Now occupied by a private men's club, public access to the quiet, unmarked building is limited. But it's easy to imagine the classical music floating through the windows on a long-ago dark and starry night.

Across from Doc's, at No. 835, Wing Chong's Market still stands, although in this lifetime it is a souvenir/antique shop. It was once the one-stop shopping center.

In Steinbeck's novel, the proprietor was Lee Chong; in real life the owner was Won Yee. La Ida Cafe is next door. Now a European restaurant, it used to be one of the three bordellos that once served the Cannery Row community.

A detour east on David Avenue to Monterey's Recreational Trail offers visitors a look at three, small, wooden shacks painted green, the last of the still-standing bungalows that cannery workers once called home.

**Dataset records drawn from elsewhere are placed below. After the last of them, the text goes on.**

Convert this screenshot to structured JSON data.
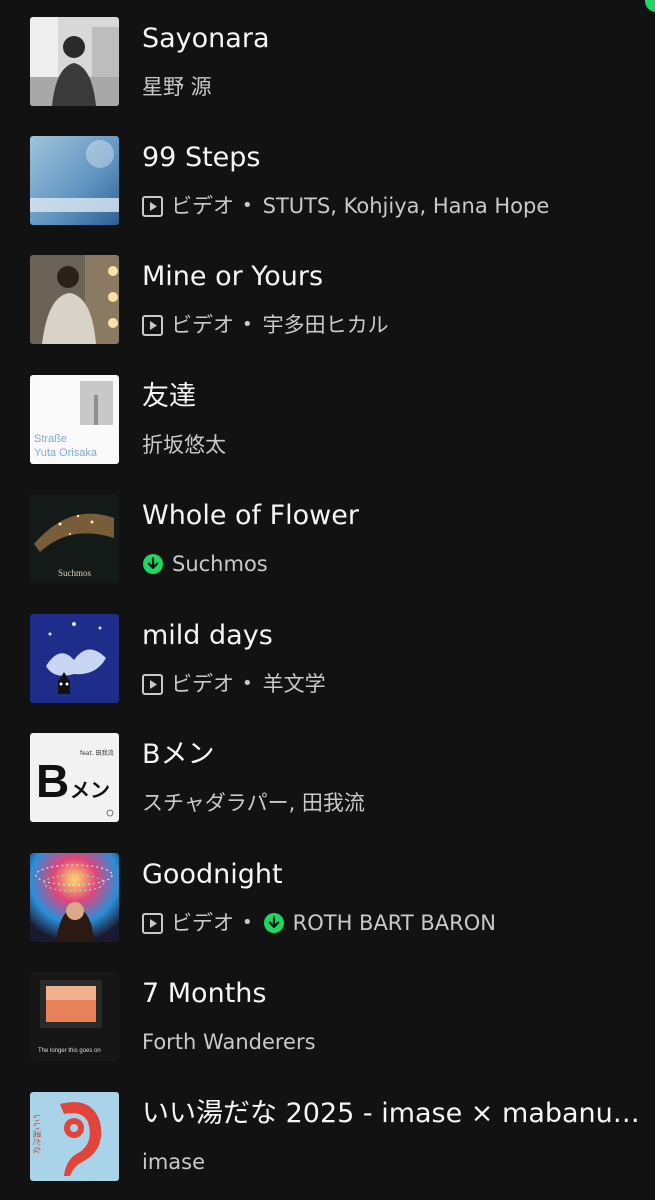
{
  "colors": {
    "background": "#121212",
    "title": "#f5f5f5",
    "subtitle": "#c9c9c9",
    "accent_green": "#1ed760"
  },
  "tracks": [
    {
      "title": "Sayonara",
      "artist": "星野 源"
    },
    {
      "title": "99 Steps",
      "type_label": "ビデオ",
      "separator": "•",
      "artist": "STUTS, Kohjiya, Hana Hope",
      "icons": [
        "video-icon"
      ]
    },
    {
      "title": "Mine or Yours",
      "type_label": "ビデオ",
      "separator": "•",
      "artist": "宇多田ヒカル",
      "icons": [
        "video-icon"
      ]
    },
    {
      "title": "友達",
      "artist": "折坂悠太",
      "art_text": [
        "Straße",
        "Yuta Orisaka"
      ]
    },
    {
      "title": "Whole of Flower",
      "artist": "Suchmos",
      "icons": [
        "download-icon"
      ],
      "art_text": [
        "Suchmos"
      ]
    },
    {
      "title": "mild days",
      "type_label": "ビデオ",
      "separator": "•",
      "artist": "羊文学",
      "icons": [
        "video-icon"
      ]
    },
    {
      "title": "Bメン",
      "artist": "スチャダラパー, 田我流",
      "art_text": [
        "B",
        "メン",
        "feat. 田我流"
      ]
    },
    {
      "title": "Goodnight",
      "type_label": "ビデオ",
      "separator": "•",
      "artist": "ROTH BART BARON",
      "icons": [
        "video-icon",
        "download-icon"
      ]
    },
    {
      "title": "7 Months",
      "artist": "Forth Wanderers",
      "art_text": [
        "The longer this goes on"
      ]
    },
    {
      "title": "いい湯だな 2025 - imase × mabanua...",
      "artist": "imase",
      "art_text": [
        "いい湯だな"
      ]
    }
  ]
}
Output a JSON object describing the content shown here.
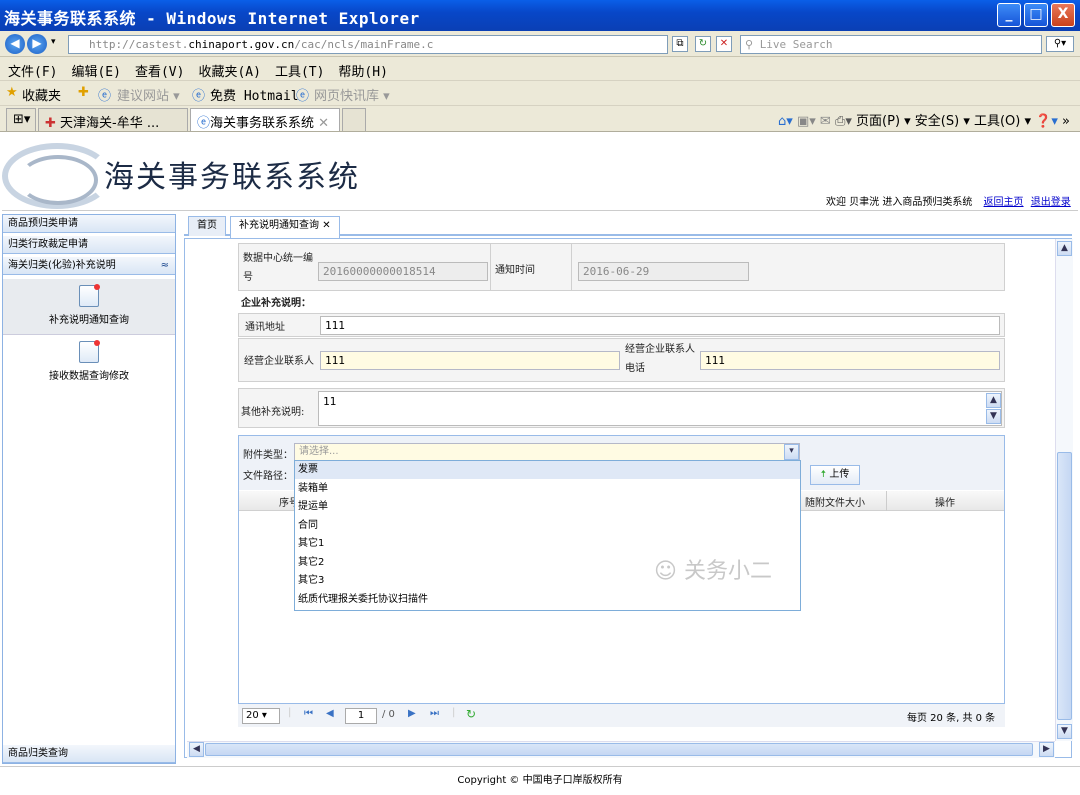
{
  "window": {
    "title": "海关事务联系系统 - Windows Internet Explorer",
    "controls": {
      "minimize": "_",
      "maximize": "□",
      "close": "X"
    }
  },
  "addressbar": {
    "url_prefix": "http://castest.",
    "url_domain": "chinaport.gov.cn",
    "url_suffix": "/cac/ncls/mainFrame.c",
    "search_placeholder": "Live Search"
  },
  "menubar": {
    "items": [
      "文件(F)",
      "编辑(E)",
      "查看(V)",
      "收藏夹(A)",
      "工具(T)",
      "帮助(H)"
    ]
  },
  "favbar": {
    "favorites": "收藏夹",
    "suggested": "建议网站 ▾",
    "hotmail": "免费 Hotmail",
    "webslice": "网页快讯库 ▾"
  },
  "tabs": {
    "tab1": "天津海关-牟华 ...",
    "tab2": "海关事务联系系统",
    "commands": "页面(P) ▾  安全(S) ▾  工具(O) ▾"
  },
  "banner": {
    "system_title": "海关事务联系系统",
    "welcome": "欢迎 贝聿洸 进入商品预归类系统",
    "back_home": "返回主页",
    "logout": "退出登录"
  },
  "leftnav": {
    "header1": "商品预归类申请",
    "header2": "归类行政裁定申请",
    "header3": "海关归类(化验)补充说明",
    "item1": "补充说明通知查询",
    "item2": "接收数据查询修改",
    "bottom": "商品归类查询"
  },
  "maintabs": {
    "home": "首页",
    "active": "补充说明通知查询"
  },
  "form": {
    "center_no_label": "数据中心统一编号",
    "center_no": "20160000000018514",
    "notify_time_label": "通知时间",
    "notify_time": "2016-06-29",
    "section_title": "企业补充说明：",
    "address_label": "通讯地址",
    "address": "111",
    "contact_label": "经营企业联系人",
    "contact": "111",
    "contact_phone_label": "经营企业联系人电话",
    "contact_phone": "111",
    "other_label": "其他补充说明:",
    "other": "11"
  },
  "attachments": {
    "type_label": "附件类型：",
    "type_placeholder": "请选择...",
    "path_label": "文件路径：",
    "upload_btn": "上传",
    "col_no": "序号",
    "col_size": "随附文件大小",
    "col_op": "操作",
    "options": [
      "发票",
      "装箱单",
      "提运单",
      "合同",
      "其它1",
      "其它2",
      "其它3",
      "纸质代理报关委托协议扫描件"
    ]
  },
  "pager": {
    "page_size": "20",
    "page": "1",
    "total_pages": "/ 0",
    "summary": "每页 20 条, 共 0 条"
  },
  "watermark": "关务小二",
  "footer": "Copyright © 中国电子口岸版权所有"
}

With a little imagination you can still hear the early-morning whistle signaling a catch, the opening of doors, the laughter, the footsteps.

The new outdoor Mural Project north of the aquarium involved 50 artists who painted 50 separate full-color panels. It's a walk through history that begins with prehistoric earth and continues to the end of Monterey's sardine era in the late '40s.

McAbee Beach is wedged between buildings near where the high tide rolls in with gusto.

On the ocean side of the row a bust of Steinbeck faces the busy main drag. In 1953 what was once Ocean View Boulevard was renamed Cannery Row in his honor.

Northward again, the Steinbeck Lobster Grotto on the west side of the street was once part of the Del Mar Canning Co. Visitors pass under the picturesque Monterey Canning Co. bridge, one of only two original remaining walkways across the row.

At one time, the airspace above Cannery Row was lined with overhead passages. They served as connections between the canneries on the ocean side of the street and the warehouses and reduction plants on the east side.

Across the street and up the hill is Oscar Hossenfelder's Edgewater Packing Co. This big, white, wooden building is a delight of steps and landings and circular stairs. Best of all is the 1905 carousel inside.

This building was once a part of the red-brick building next door, originally a fishmeal reduction plant owned by Frank Booth, who built the very first cannery in Monterey.

A stop at 435 Cannery Row is suggested for a reminder of the atmosphere and nostalgia that only crumbling buildings can create. No. 435 is deserted and boarded up, spooky and empty. Rusty, abandoned cannery equipment sits out back, surrounded by weeds.

At the bend in the road stand two quaint-looking green-and-white wooden buildings, one of which is now an antique store. At one time both were part of the old Tevis/Murray Estate, a remarkable turn-of-the-century example of wealth and conspicuous consumption.

Detour again--up Drake Avenue to the bend in the Recreational Trail. The railroad tracks are gone, but a train-crossing sign marks the spot where Doc Ricketts was fatally injured when his car collided with the Del Monte Express 40 years ago.

The walking tour picks up again at the Monterey Plaza Hotel, circa 1985. No "Palace Flophouse" is this. Just beyond, however, the Aeneas Sardine Products building is a special treat for amateur historians.

Here is how it all used to look. This sardine factory was built in 1944, and the original overhead walkway still connects the "cannery" on the west side of the street to the "warehouse" on the east side. Now it is home to an antique store.

The northernmost end of the row is mostly parking lots and a chain of empty sites where canneries once stood.